- Church: Catholic Church
- See: Territorial Abbey of Monte Oliveto Maggiore
- In office: 16 October 1992 – 21 October 2010
- Predecessor: Maurizio Benvenuto Maria Contorni
- Successor: Diego Maria Rosa [it]

Orders
- Ordination: 2 July 1961

Personal details
- Born: 18 March 1937
- Died: 11 April 2025 (aged 88)

= Michelangelo Riccardo Maria Tiribilli =

Italian Catholic priest (1937–2025)

Michelangelo Riccardo Maria Tiribilli (18 March 1937 – 11 April 2025) was an Italian Roman Catholic priest and abbot of Territorial Abbey of Monte Oliveto Maggiore between 1992 and 2010.

==Biography==
Tiribilli joined the Olivetan order, completed his novitiate at the Abbey of San Fruttuoso and was ordained a priest on 2 July 1961 after completing his theological training.

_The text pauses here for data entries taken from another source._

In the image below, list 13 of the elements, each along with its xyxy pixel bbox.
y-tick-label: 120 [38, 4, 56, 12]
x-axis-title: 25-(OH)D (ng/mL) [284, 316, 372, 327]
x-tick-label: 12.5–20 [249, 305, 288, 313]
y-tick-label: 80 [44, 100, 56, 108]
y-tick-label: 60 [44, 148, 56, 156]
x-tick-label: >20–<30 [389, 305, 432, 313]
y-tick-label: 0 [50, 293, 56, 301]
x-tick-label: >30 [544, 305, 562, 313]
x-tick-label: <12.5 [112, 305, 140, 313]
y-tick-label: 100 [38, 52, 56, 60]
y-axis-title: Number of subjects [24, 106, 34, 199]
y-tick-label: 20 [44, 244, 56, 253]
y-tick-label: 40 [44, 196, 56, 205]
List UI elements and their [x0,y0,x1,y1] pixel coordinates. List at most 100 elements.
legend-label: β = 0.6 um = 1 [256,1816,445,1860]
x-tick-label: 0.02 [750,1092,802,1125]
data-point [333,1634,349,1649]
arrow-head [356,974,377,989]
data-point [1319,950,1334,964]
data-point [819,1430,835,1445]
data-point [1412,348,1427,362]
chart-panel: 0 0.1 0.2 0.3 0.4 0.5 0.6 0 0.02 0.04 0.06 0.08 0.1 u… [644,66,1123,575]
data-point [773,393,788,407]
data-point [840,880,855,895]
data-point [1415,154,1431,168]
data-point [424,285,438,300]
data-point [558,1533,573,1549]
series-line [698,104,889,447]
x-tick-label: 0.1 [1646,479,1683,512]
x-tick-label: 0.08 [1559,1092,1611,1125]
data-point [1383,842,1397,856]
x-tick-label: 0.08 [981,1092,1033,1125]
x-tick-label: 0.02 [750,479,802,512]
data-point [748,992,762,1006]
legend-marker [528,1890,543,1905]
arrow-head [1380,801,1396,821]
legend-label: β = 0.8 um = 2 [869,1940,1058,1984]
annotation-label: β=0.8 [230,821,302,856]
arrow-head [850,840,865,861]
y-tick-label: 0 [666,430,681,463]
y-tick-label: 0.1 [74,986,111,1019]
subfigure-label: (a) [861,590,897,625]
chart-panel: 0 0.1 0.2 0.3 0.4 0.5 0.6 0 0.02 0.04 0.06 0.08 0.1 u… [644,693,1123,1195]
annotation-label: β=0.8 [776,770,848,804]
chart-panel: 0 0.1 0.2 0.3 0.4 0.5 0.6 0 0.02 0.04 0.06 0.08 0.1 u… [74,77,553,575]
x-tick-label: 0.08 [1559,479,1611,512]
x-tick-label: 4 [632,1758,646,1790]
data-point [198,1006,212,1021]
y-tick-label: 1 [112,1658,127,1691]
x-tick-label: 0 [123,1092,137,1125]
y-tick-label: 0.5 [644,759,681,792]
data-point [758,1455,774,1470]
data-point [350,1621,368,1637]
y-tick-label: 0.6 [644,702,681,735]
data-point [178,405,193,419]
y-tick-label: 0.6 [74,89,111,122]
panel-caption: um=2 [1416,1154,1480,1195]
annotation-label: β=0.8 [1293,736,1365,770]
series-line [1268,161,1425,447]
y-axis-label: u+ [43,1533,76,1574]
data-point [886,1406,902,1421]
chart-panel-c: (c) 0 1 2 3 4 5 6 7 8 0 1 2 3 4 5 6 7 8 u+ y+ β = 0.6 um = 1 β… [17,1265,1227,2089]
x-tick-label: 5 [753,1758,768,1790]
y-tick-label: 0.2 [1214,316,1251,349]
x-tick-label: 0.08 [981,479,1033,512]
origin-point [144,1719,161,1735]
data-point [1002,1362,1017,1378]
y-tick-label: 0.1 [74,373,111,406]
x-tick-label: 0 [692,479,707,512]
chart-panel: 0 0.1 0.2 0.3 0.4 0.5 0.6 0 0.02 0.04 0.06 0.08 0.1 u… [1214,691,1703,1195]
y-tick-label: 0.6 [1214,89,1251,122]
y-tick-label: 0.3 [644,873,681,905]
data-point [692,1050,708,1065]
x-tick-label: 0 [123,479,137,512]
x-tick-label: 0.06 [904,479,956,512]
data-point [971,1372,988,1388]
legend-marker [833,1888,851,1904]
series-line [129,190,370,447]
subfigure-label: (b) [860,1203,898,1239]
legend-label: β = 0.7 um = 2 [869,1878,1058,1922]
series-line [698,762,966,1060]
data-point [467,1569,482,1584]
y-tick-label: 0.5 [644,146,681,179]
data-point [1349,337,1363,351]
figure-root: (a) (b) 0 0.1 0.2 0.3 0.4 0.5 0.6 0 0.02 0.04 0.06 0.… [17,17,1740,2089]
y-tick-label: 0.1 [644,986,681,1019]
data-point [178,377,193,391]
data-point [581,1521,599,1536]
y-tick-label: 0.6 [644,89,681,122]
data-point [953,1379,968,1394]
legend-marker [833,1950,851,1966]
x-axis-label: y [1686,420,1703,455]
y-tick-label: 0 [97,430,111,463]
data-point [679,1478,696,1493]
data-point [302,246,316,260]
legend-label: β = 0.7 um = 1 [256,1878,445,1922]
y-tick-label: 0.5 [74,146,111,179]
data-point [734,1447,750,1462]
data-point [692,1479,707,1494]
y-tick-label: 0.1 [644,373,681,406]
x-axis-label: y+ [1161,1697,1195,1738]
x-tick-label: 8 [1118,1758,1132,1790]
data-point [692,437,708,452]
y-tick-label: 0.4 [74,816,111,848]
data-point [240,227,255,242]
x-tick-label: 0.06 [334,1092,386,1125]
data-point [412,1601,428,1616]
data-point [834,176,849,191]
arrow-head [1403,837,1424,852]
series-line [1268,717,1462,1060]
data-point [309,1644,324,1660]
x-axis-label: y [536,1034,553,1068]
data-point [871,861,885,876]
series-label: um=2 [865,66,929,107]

He was involved in pastoral work in various monasteries and parishes, including as parish priest in the parish of Bernardo Tolomei in Siena.

Tiribilli was elected abbot of the territorial abbey of Monte Oliveto Maggiore in Chiusure near Asciano on 16 October 1992 and was thus also abbot general of the Olivetan Benedictine Congregation worldwide from 1992 to 2010. He was also a member of the Italian Bishops' Conference (CEI).

On 21 October 2010, Pope Benedict XVI accepted his resignation due to his age.

Tiribilli died on 11 April 2025 after a long illness in an abbey of the order in Seregno near Milan, where he had dedicated himself to the task of reviving the abbey. He was 88.